I’m not a fan of the new system. Personally, I believe that for-profit insurance is fundamentally immoral. But that’s not the point of this post. We’ve got a system now that should make it possible for people to get coverage. So why is this poor guy going blind, and unable to get insurance?

The answer is simple: because he very deliberately put himself into a terrible situation, and now he’s paying the price for that. And there are very good reasons why people who put themselves into his situation can’t get covered when they really need it.

First, I’ll run through how he got into this mess. Then, I’ll explain why, as sad as it is for this dumbass, he’s stuck.

Our alleged victim of unjust government policies is around 50 years old. He owns a nice home, and runs his own business. He had the opportunity to buy insurance, but he chose not to, because he has a deeply held philosophical/political belief that he should pay his own bills, and so he always paid for his medical care out of his own pocket. When Obamacare came down the pike, he was strongly opposed to it because of that philosophy, and so he paid the penalty rather than buy insurance, and stayed uninsured. His story is terrifying – and hits close to home since my EHIC card has expired recently, and as I was reading about this – I made a mental check to renew immediately. It’s important to note here that he made a deliberate choice to remain uninsured.

Mr Lang isn’t a paragon of good health. He’s a smoker, and he’s had diabetes for a couple of years. He admits that he hasn’t been very good about managing his diabetes. (I’m very sympathetic to his trouble managing diabetes: there’s a lot of diabetes in my family – my mother, her brother, my grandfather, and every one of his siblings, and his father all had diabetes. I’ve seen members of my family struggle with it. Diabetes is awful. It’s hard to manage. Most people struggle with it, and many don’t ultimately do it well enough before they wind up with complications. That’s what happened to Mr. Lang: he developed complications.

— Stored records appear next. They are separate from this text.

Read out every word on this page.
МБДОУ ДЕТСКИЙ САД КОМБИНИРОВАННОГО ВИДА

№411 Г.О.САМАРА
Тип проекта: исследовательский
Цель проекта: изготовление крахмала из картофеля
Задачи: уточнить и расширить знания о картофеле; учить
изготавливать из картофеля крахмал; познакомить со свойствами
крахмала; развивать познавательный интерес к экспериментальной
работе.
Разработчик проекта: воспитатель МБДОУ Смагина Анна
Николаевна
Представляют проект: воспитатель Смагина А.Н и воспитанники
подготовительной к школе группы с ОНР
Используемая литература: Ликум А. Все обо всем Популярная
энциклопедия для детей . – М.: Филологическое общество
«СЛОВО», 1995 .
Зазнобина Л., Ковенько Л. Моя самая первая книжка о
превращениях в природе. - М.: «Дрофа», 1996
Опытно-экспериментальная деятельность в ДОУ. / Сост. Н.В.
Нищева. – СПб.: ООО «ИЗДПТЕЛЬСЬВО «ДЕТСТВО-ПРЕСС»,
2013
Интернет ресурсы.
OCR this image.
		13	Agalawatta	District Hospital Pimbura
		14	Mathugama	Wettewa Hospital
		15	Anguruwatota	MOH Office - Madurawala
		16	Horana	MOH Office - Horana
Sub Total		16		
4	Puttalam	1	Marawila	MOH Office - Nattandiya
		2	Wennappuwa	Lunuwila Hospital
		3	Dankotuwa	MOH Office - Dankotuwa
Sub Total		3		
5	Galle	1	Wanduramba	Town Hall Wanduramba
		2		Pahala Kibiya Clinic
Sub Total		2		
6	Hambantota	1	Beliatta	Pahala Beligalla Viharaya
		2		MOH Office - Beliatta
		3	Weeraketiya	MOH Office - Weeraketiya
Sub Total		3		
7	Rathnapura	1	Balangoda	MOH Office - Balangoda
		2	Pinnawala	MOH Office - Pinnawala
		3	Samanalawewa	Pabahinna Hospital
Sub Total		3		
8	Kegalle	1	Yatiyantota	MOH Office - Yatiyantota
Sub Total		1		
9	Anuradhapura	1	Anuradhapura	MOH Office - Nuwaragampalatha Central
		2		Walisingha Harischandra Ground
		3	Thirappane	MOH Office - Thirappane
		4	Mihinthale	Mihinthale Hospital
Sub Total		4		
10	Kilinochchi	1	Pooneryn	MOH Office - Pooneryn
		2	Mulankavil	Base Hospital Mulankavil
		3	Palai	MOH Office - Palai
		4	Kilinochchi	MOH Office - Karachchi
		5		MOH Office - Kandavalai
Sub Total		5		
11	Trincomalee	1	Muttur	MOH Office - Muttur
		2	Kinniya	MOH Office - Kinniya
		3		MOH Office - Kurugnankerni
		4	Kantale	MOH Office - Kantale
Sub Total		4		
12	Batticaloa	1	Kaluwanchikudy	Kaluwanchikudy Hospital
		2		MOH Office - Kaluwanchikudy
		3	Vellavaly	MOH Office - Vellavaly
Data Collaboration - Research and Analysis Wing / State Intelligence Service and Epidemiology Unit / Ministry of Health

Specifically, he had a series of small strokes, ruptured blood vessels in his cornea, and a detached retina. Combined, these conditions will cause him to go blind without surgery. (This is exactly what happened to my uncle – he lost his vision due to diabetes.) Mr. Lang’s condition has gotten bad enough that he’s unable to work because of these problems, so he can’t afford to pay for the surgery. So now, he wants to buy insurance. And he can’t.

Why not?

To really see why, we need to take a step back, and look at just what insurance really is.

Reduced to its basics, the idea of insurance is that there’s a chance of an unlikely event happening that you can’t afford to pay for. For example, say that there’s a 1 in 1000 chance of you needing major surgery that will cost $100,000. You can’t afford to pay $100,000 if it happens. So, you get together with 999 other people. Each of you put $100 into the pot. Then if you end up being unlucky, and you need the surgery, you can draw on the $100,000 in the pot to pay for your surgery.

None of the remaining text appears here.